I hope we can agree on this: if our engineers added every single DCIM or OSP feature that is requested, we would grind to halt in a week. No further explanation necessary. So, how do we pick the features that will make it into the next netTerrain release?
Customers drive our product:I am not saying this to sound poetic, but simply because it’s the truth. When I look at all the functionality in netTerrain, whether it is for discovering the network, mapping the network, visualizing an IT infrastructure or dealing with DCIM capacity planning, virtually all features were driven by some sort of customer request.
These are the two main considerations we look at when evaluating a feature request:
1. Does the feature sing?
As I said, not all requests can make it into the product. Before we decide whether something qualifies to even make it into the roadmap, we must look at how that feature plays in the sandbox:
If the answer to any of those things is yes, then we toss it out. This is the first litmus test for a possible feature, regardless of how many customers request it.

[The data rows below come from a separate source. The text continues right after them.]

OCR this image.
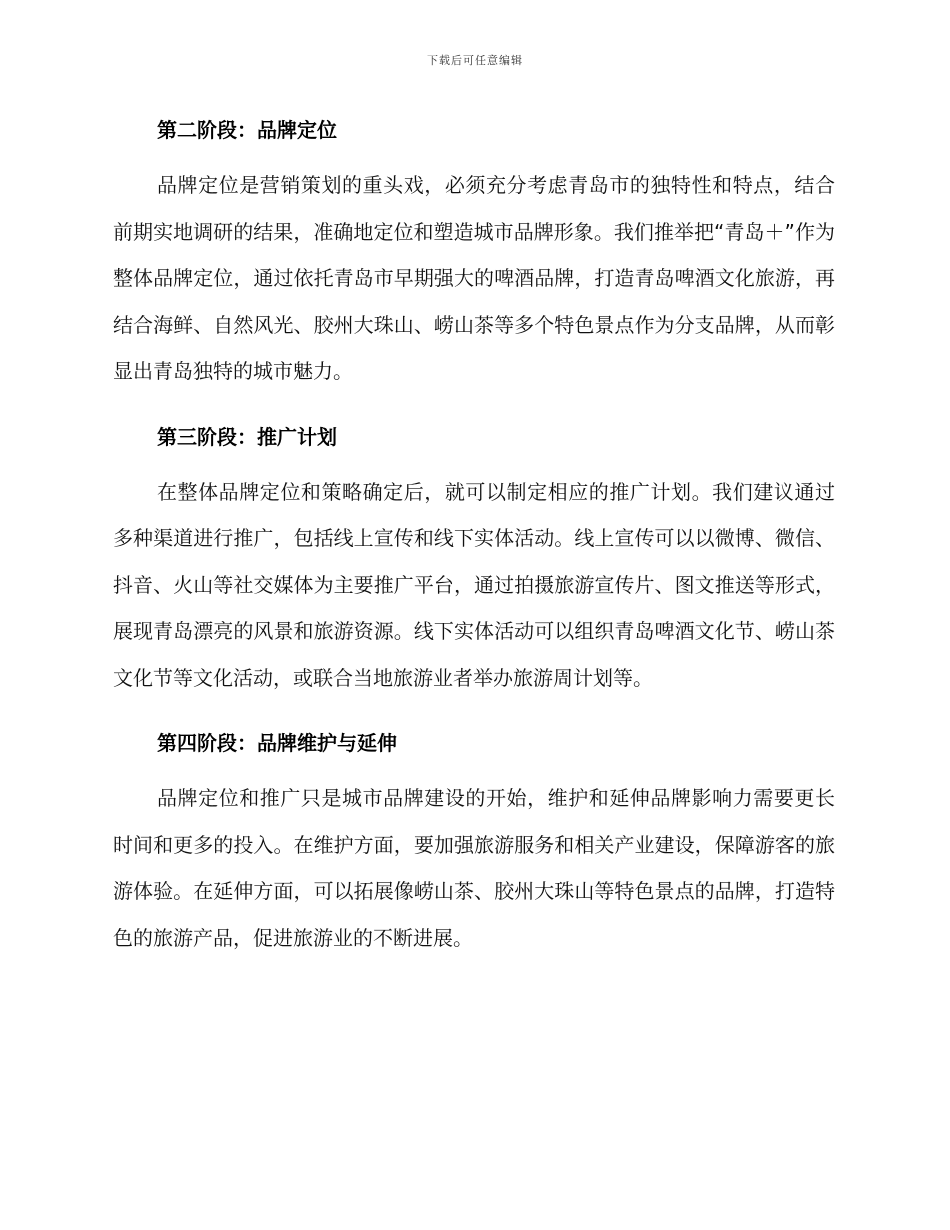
下载后可任意编辑
第二阶段：品牌定位

品牌定位是营销策划的重头戏，必须充分考虑青岛市的独特性和特点，结合前期实地调研的结果，准确地定位和塑造城市品牌形象。我们推举把“青岛＋”作为整体品牌定位，通过依托青岛市早期强大的啤酒品牌，打造青岛啤酒文化旅游，再结合海鲜、自然风光、胶州大珠山、崂山茶等多个特色景点作为分支品牌，从而彰显出青岛独特的城市魅力。

第三阶段：推广计划

在整体品牌定位和策略确定后，就可以制定相应的推广计划。我们建议通过多种渠道进行推广，包括线上宣传和线下实体活动。线上宣传可以以微博、微信、抖音、火山等社交媒体为主要推广平台，通过拍摄旅游宣传片、图文推送等形式，展现青岛漂亮的风景和旅游资源。线下实体活动可以组织青岛啤酒文化节、崂山茶文化节等文化活动，或联合当地旅游业者举办旅游周计划等。

第四阶段：品牌维护与延伸

品牌定位和推广只是城市品牌建设的开始，维护和延伸品牌影响力需要更长时间和更多的投入。在维护方面，要加强旅游服务和相关产业建设，保障游客的旅游体验。在延伸方面，可以拓展像崂山茶、胶州大珠山等特色景点的品牌，打造特色的旅游产品，促进旅游业的不断进展。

Here is an example: we regularly get requests or questions regarding 3D views in DCIM. We are quite opinionated about it and unless we are talking about (true) computational fluid dynamics, we strongly believe that stuff has as much value as a spit in a bucket. To that end, when we get requests about 3D views, we politely explain that it is more likely that we change our name to ‘crapTerrain’ than add that feature and then we point them to this fun blog which serves as our manifesto against 3D views in DCIM.
In other words, whether it’s for network mapping, DCIM, or fiber plant, features added in netTerrain are not just some random assortment of requests that were coded on a first-in, first-out basis. They are all cohesive in some way as they are what makes up the product with a consistent look, feel, and set of features. Even if a specific feature is, say, more related to network discovery for instance, within the GUI and software framework — it has to sing.
2. How many customers are whining?
Alright, that sounds mean… we actually love it that our customers request things as it means they use netTerrain! However, features that appear repeatedly as requests from different customers tend to command our attention: the ones we hear the most or which have a special strategic value take precedence in the roadmap.
For example, let’s say you are a customer who desperately wants a feature and it’s not already being built in the roadmap. Does it mean you have to wait until more customers ask for that same thing and hope we decide to build it at some point? This process could take years…
Well, there is a way to still get that feature done, rather quickly. It’s with a purchase order!
Still, however, we do not treat this lightly though. The feature has to sing (as explained above) and it becomes available for all of netTerrain users.
All the other customers that did not pay for the feature still may get to enjoy it? Unfair? Maybe, but the alternative would imply that we maintain more than one version of netTerrain and/or the feature is not maintained and not compatible with future versions of netTerrain. That’s an absolute No-No. Not happening.